I was lying in bed, watching an episode of Friends that I had probably seen 4 times already. I was just about to fall asleep when something hits me like a truck. I was having an anxiety attack. As a full time university student with many responsibilities, I tend to have these and usually they are quite small and go away with three deep breaths. Last night was an exception.
I felt like I could not breathe. It was like there was a weight on my chest that I was not strong enough to lift off. I had not had an attack this big for almost a year. Tears started welling up in my eyes and my throat was closing up. I started thinking about my choices. Who should I call? Who would say the right things that I needed to hear in order to calm down? I thought and I thought. And, while my friends are incredible people, I always feel uncomfortable talking to them about my problems because I have always assumed the role of “shoulder to cry on,” so it would seem wrong to cry on theirs.
I also thought to talk to my mom. This thought quickly passed as I never liked bringing up my anxiety to my mom. She always made me feel like those feelings I was having are not valid. Or I felt like she didn’t listen at all because she had her own problems to deal with. This is not to say that my mom is a bad mom. She is the most incredible woman I know. She just has a different way of dealing with things than I do. And plus, this anxiety had to do with school and my future, and while I hate to use the stereotype, I can’t think of any other way to describe it: My mom is truly an Asian parent when it comes to my education and my future.
So, I set off to call the emergency counselling line that I have access to through my mom’s fiancé’s (also, my soon to be adopted dad — story for another time) company.

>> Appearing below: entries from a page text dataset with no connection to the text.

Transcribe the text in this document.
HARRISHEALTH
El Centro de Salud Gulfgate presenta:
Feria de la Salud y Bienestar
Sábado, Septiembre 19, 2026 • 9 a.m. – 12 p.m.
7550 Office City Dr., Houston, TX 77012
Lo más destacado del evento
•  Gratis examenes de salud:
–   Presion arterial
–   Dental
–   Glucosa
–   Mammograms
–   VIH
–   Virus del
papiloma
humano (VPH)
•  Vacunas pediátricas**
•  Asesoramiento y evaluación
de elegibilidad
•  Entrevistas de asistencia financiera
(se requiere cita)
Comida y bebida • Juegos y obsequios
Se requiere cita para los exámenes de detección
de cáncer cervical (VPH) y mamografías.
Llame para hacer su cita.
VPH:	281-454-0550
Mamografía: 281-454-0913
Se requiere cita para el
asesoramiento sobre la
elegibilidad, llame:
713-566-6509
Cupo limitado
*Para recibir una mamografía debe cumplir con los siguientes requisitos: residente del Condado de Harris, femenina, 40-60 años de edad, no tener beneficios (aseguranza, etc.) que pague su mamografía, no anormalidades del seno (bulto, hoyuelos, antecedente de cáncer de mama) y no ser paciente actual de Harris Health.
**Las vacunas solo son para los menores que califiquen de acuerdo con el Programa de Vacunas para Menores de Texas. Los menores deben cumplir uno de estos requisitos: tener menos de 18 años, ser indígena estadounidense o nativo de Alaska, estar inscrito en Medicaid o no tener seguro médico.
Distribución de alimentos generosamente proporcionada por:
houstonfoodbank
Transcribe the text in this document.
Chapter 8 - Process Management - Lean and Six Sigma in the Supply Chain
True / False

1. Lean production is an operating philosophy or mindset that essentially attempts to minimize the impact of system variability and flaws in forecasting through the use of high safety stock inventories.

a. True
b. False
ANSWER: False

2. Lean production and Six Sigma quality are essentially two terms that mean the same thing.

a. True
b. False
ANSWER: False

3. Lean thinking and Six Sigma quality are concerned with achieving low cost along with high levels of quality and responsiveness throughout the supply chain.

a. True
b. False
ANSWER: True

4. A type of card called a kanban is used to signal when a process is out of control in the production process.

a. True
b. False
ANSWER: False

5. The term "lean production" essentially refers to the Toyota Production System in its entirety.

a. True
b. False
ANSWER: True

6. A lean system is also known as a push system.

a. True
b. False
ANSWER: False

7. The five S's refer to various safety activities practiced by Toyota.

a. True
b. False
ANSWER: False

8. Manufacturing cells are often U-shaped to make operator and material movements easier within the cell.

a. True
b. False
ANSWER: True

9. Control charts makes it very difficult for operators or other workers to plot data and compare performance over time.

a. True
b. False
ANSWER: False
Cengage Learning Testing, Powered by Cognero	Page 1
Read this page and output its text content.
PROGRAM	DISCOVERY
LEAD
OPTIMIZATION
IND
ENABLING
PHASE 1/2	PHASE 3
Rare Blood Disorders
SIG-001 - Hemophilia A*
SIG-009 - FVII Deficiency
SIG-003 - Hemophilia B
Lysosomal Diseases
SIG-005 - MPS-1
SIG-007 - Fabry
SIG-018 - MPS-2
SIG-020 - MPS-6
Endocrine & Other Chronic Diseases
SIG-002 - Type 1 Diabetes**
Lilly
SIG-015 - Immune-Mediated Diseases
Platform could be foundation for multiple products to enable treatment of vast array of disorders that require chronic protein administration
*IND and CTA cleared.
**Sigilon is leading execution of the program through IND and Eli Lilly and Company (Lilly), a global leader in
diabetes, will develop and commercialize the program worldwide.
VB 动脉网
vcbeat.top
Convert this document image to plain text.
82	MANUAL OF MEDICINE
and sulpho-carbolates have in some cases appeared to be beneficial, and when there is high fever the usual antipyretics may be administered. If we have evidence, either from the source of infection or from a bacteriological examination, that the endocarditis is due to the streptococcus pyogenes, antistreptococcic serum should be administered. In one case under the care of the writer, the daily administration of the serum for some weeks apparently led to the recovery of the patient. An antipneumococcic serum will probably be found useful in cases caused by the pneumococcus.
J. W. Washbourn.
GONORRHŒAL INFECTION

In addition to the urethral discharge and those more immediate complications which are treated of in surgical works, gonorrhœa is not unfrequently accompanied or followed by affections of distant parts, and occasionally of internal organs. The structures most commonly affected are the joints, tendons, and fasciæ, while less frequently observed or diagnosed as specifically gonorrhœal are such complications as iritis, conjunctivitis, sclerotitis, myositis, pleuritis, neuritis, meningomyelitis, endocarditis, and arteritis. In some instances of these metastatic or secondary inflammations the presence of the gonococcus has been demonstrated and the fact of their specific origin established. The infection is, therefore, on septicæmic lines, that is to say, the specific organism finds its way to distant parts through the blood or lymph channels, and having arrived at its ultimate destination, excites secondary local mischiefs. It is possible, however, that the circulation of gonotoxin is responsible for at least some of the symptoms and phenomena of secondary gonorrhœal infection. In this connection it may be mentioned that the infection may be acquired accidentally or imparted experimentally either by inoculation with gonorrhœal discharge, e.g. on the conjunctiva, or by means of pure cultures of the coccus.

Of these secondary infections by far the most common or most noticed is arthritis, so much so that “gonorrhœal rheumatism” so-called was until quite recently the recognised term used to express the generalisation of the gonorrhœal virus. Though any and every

The problem with this, however, is the company just went through a merger and their EAP service provider was no longer the one I had been using for the past year so, I was not able to get over the phone counselling.
At this point, tears were rushing down my face. I just really needed a hug. And, I knew my mom was right downstairs, watching Grey’s Anatomy. So, I got up, took a deep breath, and ran down to my mommy.
I cuddled up next to her as she asked me, “What’s wrong, anak?” (“anak” means child in the Filipino dialect, Tagalog).
I turned to her and said, “I’m stressed out.”
I went on to talk about how I was stressed out about school, and her upcoming nuptials, and my future, and everything. I explained to her that I am not sure that I want to be a psychologist anymore and how this confused me because I have wanted to be a therapist since I was ten years old. I told her about how I just wanted to finish up my bachelor’s degree in Psychology and not do grad school or get a Ph.D. I told her about how I just wanted to be a school counsellor and have time to focus on my writing. And, while I was expecting her to say a whole speech about how she doesn’t think I will have a good, fulfilling life with this path, she went on to spew out some wise words in a tone I hardly ever hear from her: calm.
“Anak, I don’t care if you’re a doctor or have a fancy master’s degree. I just want you to be happy. And if being a school counsellor will help you feel more relaxed and less stressed than do that. And as for the writing, I know you are good at it. You have been doing it for a while now and it seemed like you stopped. You should practice more and get better, and who knows, maybe something will come from it. Just make sure you finish your studies first. There is no point of dropping out now, you’re almost at the finish line.”
And she was right. I had no plans of dropping out because I want to be able to say that I have a degree and it also opens up more doors. She also made up some metaphor about a seven-foot tree and rotten apples and then a pie. I honestly didn’t understand it. Sometimes she doesn’t know when to quit while she’s ahead.
Anyways, what I think the point of this whole story is, even if you plan your future and think everything will go according to plan, things change, people change, and most importantly, you change. And I have. And with this change, I now know I can be successful without a fancy Ph.D. hanging on my wall.
ALSO, always trust that your mom will learn how to say the right thing, even if she didn’t before. Just give her the chance to say it again.